To demonstrate his unlimited power, on one occasion the emperor invited guests to a banquet. All of them had either expressed their doubts about his ability to rule or had not very discreetly opposed him. The dinner was served, and then a trickle of rose petals came down from the ceiling. Soon the trickle became a deluge that panicked his guests, all the more so when they could not escape. According to legend, all of them suffocated under the weight of the flowers.
True story or not, the whispering campaign soon got out of hand. Elagabus made matters all the worse with his strange religious practices, including making the Senators watch as he danced naked around the Baetyl rock, then announced circumcision would be required on the spot. In short, there was no end in sight to his audacity.
Realizing that Elagabus was a danger to the empire, his grandmother Julia (another lethal woman by the same name) made arrangements to be rid of him. The emperor and his mother (yet another woman named Julia) were lured into an ambush, and upon her signal, grandmother and the Praetorian Guard pulled out their daggers and killed the emperor and mother. Aunt Julia was whacked a short time later. He was barely eighteen years old when he was murdered. Their heads were hacked off and paraded through the streets of Rome, their bodies stripped and thrown into the Tiber River, and that was the end of them.

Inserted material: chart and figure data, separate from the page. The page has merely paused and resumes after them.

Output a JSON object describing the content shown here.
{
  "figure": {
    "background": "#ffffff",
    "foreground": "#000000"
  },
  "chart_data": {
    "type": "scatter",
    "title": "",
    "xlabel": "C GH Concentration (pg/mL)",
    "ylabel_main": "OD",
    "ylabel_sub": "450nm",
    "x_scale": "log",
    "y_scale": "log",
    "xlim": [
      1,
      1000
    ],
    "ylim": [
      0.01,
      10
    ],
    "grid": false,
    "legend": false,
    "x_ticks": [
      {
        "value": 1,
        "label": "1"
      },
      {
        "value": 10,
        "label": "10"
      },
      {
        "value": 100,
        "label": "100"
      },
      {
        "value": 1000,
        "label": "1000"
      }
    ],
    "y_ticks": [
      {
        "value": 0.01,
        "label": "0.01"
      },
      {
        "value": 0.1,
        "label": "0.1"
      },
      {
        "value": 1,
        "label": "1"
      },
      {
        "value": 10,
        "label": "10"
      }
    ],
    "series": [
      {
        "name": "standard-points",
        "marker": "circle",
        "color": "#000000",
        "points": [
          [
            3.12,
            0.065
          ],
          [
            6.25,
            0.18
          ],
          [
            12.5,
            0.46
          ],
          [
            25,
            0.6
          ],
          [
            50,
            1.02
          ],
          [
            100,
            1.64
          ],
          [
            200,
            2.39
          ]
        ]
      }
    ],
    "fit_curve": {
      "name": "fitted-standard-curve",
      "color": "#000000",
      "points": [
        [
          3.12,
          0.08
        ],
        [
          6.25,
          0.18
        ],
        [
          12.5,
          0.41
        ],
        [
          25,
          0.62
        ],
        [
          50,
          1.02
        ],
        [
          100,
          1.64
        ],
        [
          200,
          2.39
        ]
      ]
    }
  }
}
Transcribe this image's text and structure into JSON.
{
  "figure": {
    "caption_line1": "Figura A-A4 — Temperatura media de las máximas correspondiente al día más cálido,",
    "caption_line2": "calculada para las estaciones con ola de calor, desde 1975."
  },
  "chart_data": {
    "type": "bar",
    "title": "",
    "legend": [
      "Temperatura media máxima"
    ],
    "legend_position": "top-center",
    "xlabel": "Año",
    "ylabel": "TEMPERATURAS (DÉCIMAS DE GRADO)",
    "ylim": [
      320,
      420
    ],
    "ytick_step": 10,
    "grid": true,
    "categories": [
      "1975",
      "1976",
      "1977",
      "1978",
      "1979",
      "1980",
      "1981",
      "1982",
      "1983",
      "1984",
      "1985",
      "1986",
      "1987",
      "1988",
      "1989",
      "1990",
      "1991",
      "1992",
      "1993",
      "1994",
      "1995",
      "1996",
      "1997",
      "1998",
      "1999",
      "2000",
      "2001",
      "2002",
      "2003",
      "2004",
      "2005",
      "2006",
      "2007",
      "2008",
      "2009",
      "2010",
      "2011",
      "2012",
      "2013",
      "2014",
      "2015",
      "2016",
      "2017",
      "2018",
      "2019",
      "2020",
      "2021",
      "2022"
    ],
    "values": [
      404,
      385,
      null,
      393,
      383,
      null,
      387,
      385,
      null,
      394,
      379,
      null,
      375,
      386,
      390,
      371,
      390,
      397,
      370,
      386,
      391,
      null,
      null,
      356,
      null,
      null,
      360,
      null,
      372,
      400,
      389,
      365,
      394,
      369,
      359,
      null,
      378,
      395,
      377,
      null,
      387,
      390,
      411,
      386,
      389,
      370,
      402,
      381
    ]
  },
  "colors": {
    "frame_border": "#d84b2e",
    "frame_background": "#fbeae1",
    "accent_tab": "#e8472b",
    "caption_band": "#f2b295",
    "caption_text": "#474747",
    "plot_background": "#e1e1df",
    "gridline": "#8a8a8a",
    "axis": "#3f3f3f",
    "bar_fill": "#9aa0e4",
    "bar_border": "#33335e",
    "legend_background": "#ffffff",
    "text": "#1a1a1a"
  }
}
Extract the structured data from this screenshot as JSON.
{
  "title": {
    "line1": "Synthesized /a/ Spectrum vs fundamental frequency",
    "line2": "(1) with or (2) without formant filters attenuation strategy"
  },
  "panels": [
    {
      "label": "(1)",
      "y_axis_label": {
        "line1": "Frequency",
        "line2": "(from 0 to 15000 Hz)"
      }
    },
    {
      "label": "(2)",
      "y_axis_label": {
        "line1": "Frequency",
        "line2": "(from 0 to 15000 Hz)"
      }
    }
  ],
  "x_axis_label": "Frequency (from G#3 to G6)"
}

Almost immediately, the Senate, the emperor, and Praetorian Guard set about to erase the name of Elabalus, under the ancient tradition of damnatio memoria. Every public record of him, every likeness of his face, was removed; every statue pulled down and broken.
As I wrote at the beginning, Professor Beard makes a good point when she advised against trying to compare contemporary politicians and leaders with their ancient counterparts.